Parágrafo único. Os Ministros do Supremo Tribunal Federal serão nomeados pelo Presidente da República, depois de aprovada a escolha pela maioria absoluta do Senado Federal.
Tanto a indicação do cargo pelo Presidente da República quanto a subsequente sabatina do Senado Federal devem levar em conta dois requisitos essenciais quanto à pessoa que ocupará o cargo de maior hierarquia judiciária do Brasil: notável saber jurídico e reputação ilibada, sendo estes requisitos conceitos abertos - propositalmente - e envoltos de discordâncias dos juristas e doutrinadores. Nenhum deles é novidade da ordem constitucional renovada em 1988, pois já perduram desde a promulgação da primeira Constituição republicana em 1981, graças à iniciativa do eminente jurista Rui Barbosa. A partir de então, essa é a verificação que acompanhou os demais textos constitucionais brasileiros.
Reputação ilibada é um conceito que visa adequar o comportamento privado do indivíduo a considerações de ordem pública. Pessoa ilibada é aquela que não deixa se corromper, que permanece pura. Em termos práticos, o conceito se relaciona à ausência anterior de condenações criminais, enquanto princípio norteador de toda a administração pública abrange a sua execução e uma orientação anterior e posterior ao exercício do cargo. A própria Comissão de Constituição e Justiça do Senado Federal denomina como “detentor de reputação ilibada o candidato que desfruta, no âmbito da sociedade, de reconhecida idoneidade moral, que é a qualidade da pessoa íntegra, sem mancha, incorrupta” (Agência Senado). Esse quesito não comporta muitas discussões: basta que a conduta pública seja adequada às exigências sociais.
Por outro lado, há controvérsias acerca da noção de notável saber jurídico. Em primeiro lugar, discute-se sobre a obrigatoriedade da formação em ciências jurídicas. Tal discussão é certamente medíocre, já que é manifesto que o notável saber não pode ser reduzido a uma certificação acadêmica. Ora, se assim fosse, estariam os entre 1,5 a 3 milhões de bacharéis em Direito no Brasil aptos a serem laureados pelo notório saber. A indicação de Cândido Barata Ribeiro, médico de formação, feita por Floriano Peixoto, em 1893, revela o contrário dessa premissa. Cândido Barata Ribeiro, já notável na sociedade brasileira por sua atuação política, ainda que não fosse formado em Direito, permaneceu no cargo por 10 meses, até que houve rejeição pelo Senado Federal ao seu nome. O país dos bacharéis nunca foi tímido.

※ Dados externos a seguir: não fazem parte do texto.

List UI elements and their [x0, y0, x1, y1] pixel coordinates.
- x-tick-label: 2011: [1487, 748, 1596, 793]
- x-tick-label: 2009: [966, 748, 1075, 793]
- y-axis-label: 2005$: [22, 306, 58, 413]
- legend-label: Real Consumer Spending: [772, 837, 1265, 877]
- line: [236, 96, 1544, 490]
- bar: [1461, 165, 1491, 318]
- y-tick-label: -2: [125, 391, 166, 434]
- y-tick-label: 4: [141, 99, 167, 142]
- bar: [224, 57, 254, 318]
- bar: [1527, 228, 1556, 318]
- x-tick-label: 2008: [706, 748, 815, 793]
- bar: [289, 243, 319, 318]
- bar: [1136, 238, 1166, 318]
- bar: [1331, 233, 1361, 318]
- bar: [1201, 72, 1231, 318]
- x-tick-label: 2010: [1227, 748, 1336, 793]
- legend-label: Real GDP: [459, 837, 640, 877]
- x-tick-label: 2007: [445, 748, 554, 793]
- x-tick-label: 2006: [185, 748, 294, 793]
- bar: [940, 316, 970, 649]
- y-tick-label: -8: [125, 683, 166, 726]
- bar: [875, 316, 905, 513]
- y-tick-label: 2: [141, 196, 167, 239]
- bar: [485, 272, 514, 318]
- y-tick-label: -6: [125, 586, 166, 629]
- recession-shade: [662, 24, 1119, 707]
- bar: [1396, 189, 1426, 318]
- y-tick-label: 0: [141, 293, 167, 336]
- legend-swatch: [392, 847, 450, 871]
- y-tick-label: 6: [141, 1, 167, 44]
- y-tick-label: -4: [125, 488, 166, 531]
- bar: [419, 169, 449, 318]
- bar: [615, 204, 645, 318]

Notável é aquele que é digno de nota, de atenção, que pode ser apreciado. De fato, um notório saber se concretiza mediante experiência e reconhecimento do trabalho, mas, no Direito, a atuação profissional não limita, exclusivamente, pela experiência, a exercer qual for a profissão: advogado, promotor ou juiz. Um vasto conhecimento teórico é compreendido, também, como digno de reconhecimento. Não obstante a isso, é certo que um dos aspectos a serem levados em consideração no que tange a questão de forma minuciosamente objetiva é a sua relevância dentro da construção do pensamento jurídico. Uma produção acadêmica de relevância à prática jurídica, sem dúvida, é aquela que evidencia uma notória influência na formação de acadêmicos e juristas que aplicam tais questões em suas próprias atividades, como no caso levá-las à produção de teses jurisprudenciais e doutrinárias, refletindo inclusive em legislação.

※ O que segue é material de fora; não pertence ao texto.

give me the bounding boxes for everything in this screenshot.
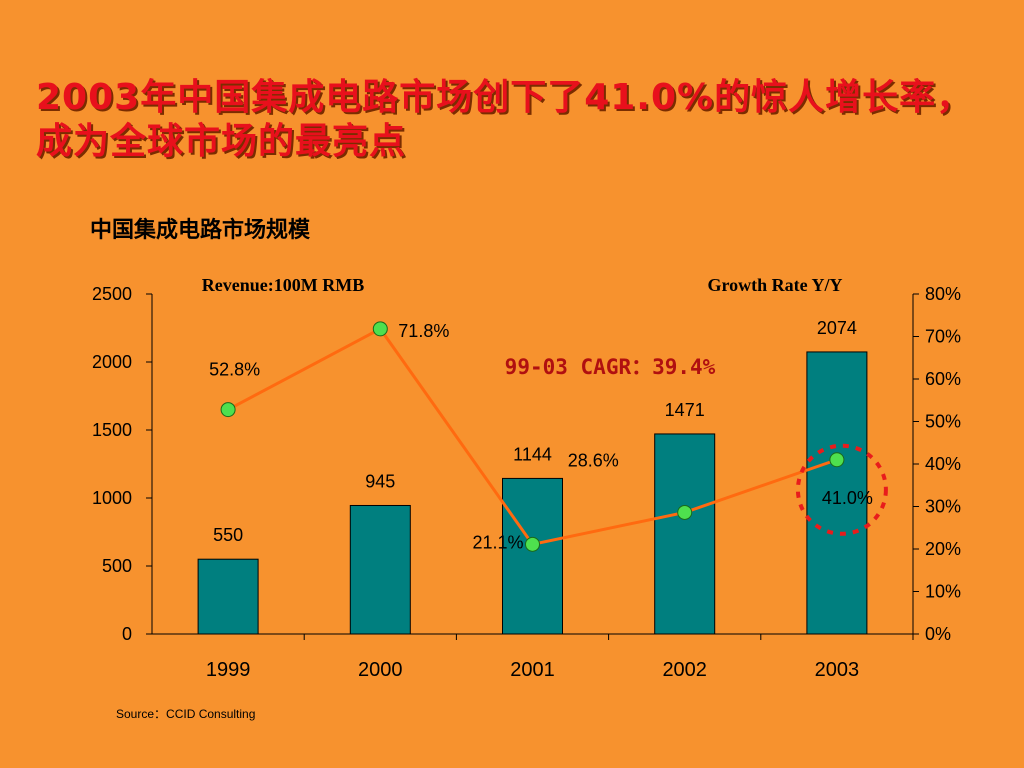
right-tick-label: 80% xyxy=(925,284,961,304)
bar-value-label: 945 xyxy=(365,471,395,491)
left-tick-label: 1500 xyxy=(92,420,132,440)
highlight-ring xyxy=(795,443,888,536)
right-tick-label: 50% xyxy=(925,412,961,432)
x-tick-label: 2001 xyxy=(510,659,555,681)
left-tick-label: 2000 xyxy=(92,352,132,372)
right-tick-label: 0% xyxy=(925,624,951,644)
left-axis: 0 500 1000 1500 2000 2500 xyxy=(92,284,913,644)
growth-line-series: 52.8% 71.8% 21.1% 28.6% 41.0% xyxy=(209,321,873,552)
growth-value-label: 41.0% xyxy=(822,488,873,508)
right-tick-label: 40% xyxy=(925,454,961,474)
growth-marker xyxy=(220,402,236,418)
right-tick-label: 30% xyxy=(925,497,961,517)
x-tick-label: 2002 xyxy=(662,659,707,681)
right-tick-label: 20% xyxy=(925,539,961,559)
right-tick-label: 10% xyxy=(925,582,961,602)
left-tick-label: 2500 xyxy=(92,284,132,304)
growth-value-label: 21.1% xyxy=(473,532,524,552)
cagr-annotation: 99-03 CAGR：39.4% xyxy=(505,355,716,379)
right-tick-label: 70% xyxy=(925,327,961,347)
bar-value-label: 1471 xyxy=(665,400,705,420)
right-tick-label: 60% xyxy=(925,369,961,389)
left-axis-label: Revenue:100M RMB xyxy=(202,275,364,295)
highlight-circle xyxy=(795,443,888,536)
right-axis-label: Growth Rate Y/Y xyxy=(708,275,843,295)
x-tick-label: 2000 xyxy=(358,659,403,681)
growth-marker xyxy=(829,452,845,468)
growth-marker xyxy=(525,536,540,552)
right-axis: 0% 10% 20% 30% 40% 50% 60% 70% 80% xyxy=(912,284,961,644)
growth-value-label: 71.8% xyxy=(398,321,449,341)
source-note: Source：CCID Consulting xyxy=(116,707,256,721)
growth-marker xyxy=(677,504,693,520)
chart-title: 中国集成电路市场规模 xyxy=(90,218,311,243)
bar-value-label: 1144 xyxy=(513,444,552,464)
bar xyxy=(349,504,411,635)
bar xyxy=(197,558,259,635)
growth-value-label: 52.8% xyxy=(209,360,260,380)
left-tick-label: 500 xyxy=(102,556,132,576)
bar xyxy=(806,351,868,635)
growth-value-label: 28.6% xyxy=(568,450,619,470)
bar xyxy=(502,477,563,635)
headline: 2003年中国集成电路市场创下了41.0%的惊人增长率，成为全球市场的最亮点 xyxy=(36,77,974,162)
left-tick-label: 1000 xyxy=(92,488,132,508)
x-tick-label: 2003 xyxy=(815,659,860,681)
bar-value-label: 550 xyxy=(213,525,243,545)
x-tick-labels: 1999 2000 2001 2002 2003 xyxy=(206,634,914,681)
left-tick-label: 0 xyxy=(122,624,132,644)
x-tick-label: 1999 xyxy=(206,659,251,681)
bar xyxy=(654,433,716,635)
bar-value-label: 2074 xyxy=(817,318,857,338)
growth-marker xyxy=(372,321,388,337)
bar-series: 550 945 1144 1471 2074 xyxy=(197,318,868,635)
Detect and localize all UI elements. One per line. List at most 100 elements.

Podemos conjecturar acerca do que se tinha em vista originalmente com esses dois requisitos que perduraram nos sucessivos Sistemas Constitucionais. Talvez o objetivo fosse o de restringir o cargo a somente aqueles que o exerceriam com a devida responsabilidade, na esperança de que as cadeiras do Supremo Tribunal Federal fossem ocupadas por juristas do mais alto nível, como Pontes de Miranda, Miguel Reale, ou o próprio Rui Barbosa. De qualquer forma, a lei prevê esse requisito, mas se ele está sendo devidamente cumprido é outra conversa.